1800 Paseo Rancho Castilla LA 90032
Murder Will Out: The Secret World of Trace Evidence
The Los Angeles Visionaries Association, Esotouric and Professor Donald Johnson invite you to the Cal State Los Angeles teaching crime lab for an afternoon’s inquiry into the history and practice of forensic science in Southern California, in support of new research coming out of the Criminalistics Department.
Join us as the people who worked the cases share a fascinating journey through the investigations and prosecutions.
Taking its name from Perry Mason, the popular mid-20th century television series where such dramatic reversals occurred, in court proceedings, a “Perry Mason moment” is said to have occurred whenever information is unexpectedly introduced into the record. It changes the perception of the proceedings greatly and can influence the outcome. Often it takes the form of a witness’s answer to a question, but it can sometimes come in the form of new evidence.
Because of modern discovery requirements, Perry Mason moments are rare in actual American court proceedings. Both sides are largely aware of what the other plans to introduce as evidence, and lawyers largely prefer not to ask witnesses questions when they do not have a good idea what the response will be.
Two cases will be presented, both with Perry Mason Moments, both with bloodstain pattern interpretations, both from the multiple perspectives of the lab scientist-investigating detectives-prosecutors, both illustrating the upmost in prosecutorial ethics when those Perry Mason moments occurred.

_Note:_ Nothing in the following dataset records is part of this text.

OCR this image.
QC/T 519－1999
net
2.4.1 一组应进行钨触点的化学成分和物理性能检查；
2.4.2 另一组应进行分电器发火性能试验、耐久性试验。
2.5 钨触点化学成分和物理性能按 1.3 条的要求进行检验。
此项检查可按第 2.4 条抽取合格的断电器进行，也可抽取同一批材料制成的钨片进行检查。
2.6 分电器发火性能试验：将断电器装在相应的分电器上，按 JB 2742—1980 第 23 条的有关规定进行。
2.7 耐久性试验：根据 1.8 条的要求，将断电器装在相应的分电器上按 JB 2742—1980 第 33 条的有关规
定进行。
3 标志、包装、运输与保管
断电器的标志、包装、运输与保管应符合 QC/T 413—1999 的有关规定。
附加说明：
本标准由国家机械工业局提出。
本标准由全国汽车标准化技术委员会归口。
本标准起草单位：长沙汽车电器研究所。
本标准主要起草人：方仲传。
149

Presentation #1: “How The DNA Database Brought Christina Burmeister’s Killers To Justice” with retired LASD Detective Sgt. Joe Purcell, LASD Homicide Bureau Detective Deputy Phil Guzman, the prosecuting Deputy District Attorney John Monaghan (Assistant Head Deputy of the Pomona Branch), and retired LASD Senior Criminalist Lynne Herold.
This presentation brings together a detective, forensic scientist and prosecuting attorney for a multi-dimensional journey into the investigation and prosecution of Christina Burmeister’s murderer, a case that hinged upon the 2004 passage of Proposition 69, the DNA Fingerprint, Unsolved Crime and Innocence Protection Act. This law requires felons to submit DNA to a statewide database.
On August 17, 2001, Christina Burmeister, 20, left her Cerritos home to attend a Cal Poly Pomona frat party. Before arriving, she was kidnapped, and her ATM card used at a bank. Burmeister was then driven up Highway 39 in Azusa Canyon, where her throat was slashed. Her body was found in her abandoned pickup truck, along with an abandoned plastic cigar tip, from which DNA evidence was extracted.
In 2005, James Winslow Dixon, a felon who had been released from prison in 1993, was tied to the crime through DNA evidence. He and several compatriots were then charged with the murder of Christina Burmeister.
Bloodstain patterns found at the scene were able to provide information about what happened during the murder and determine who was telling the truth: the three compatriots of the defendant who gave statements in an effort to avoid the death penalty, or the defense expert’s bloodstain pattern interpretation.
Presentation #2 the People vs Kyle Christopher Jacobs (aka “Why you should never feel bad about your housekeeping skills”) presented by retired Senior Criminalist Lynne Herold and the prosecuting Deputy District Attorney T. D. Pham.
The victim (a friend of the defendant) died of a single shot gun wound to the head, a large metal mallet lay near his body in the driveway of the defendant’s house. Was this a murder or, as the defendant claimed, a case of self-defense? What happens when a witness spontaneously testifies that the large metal mallet was first seen in a position other than depicted in the crime scene photographs?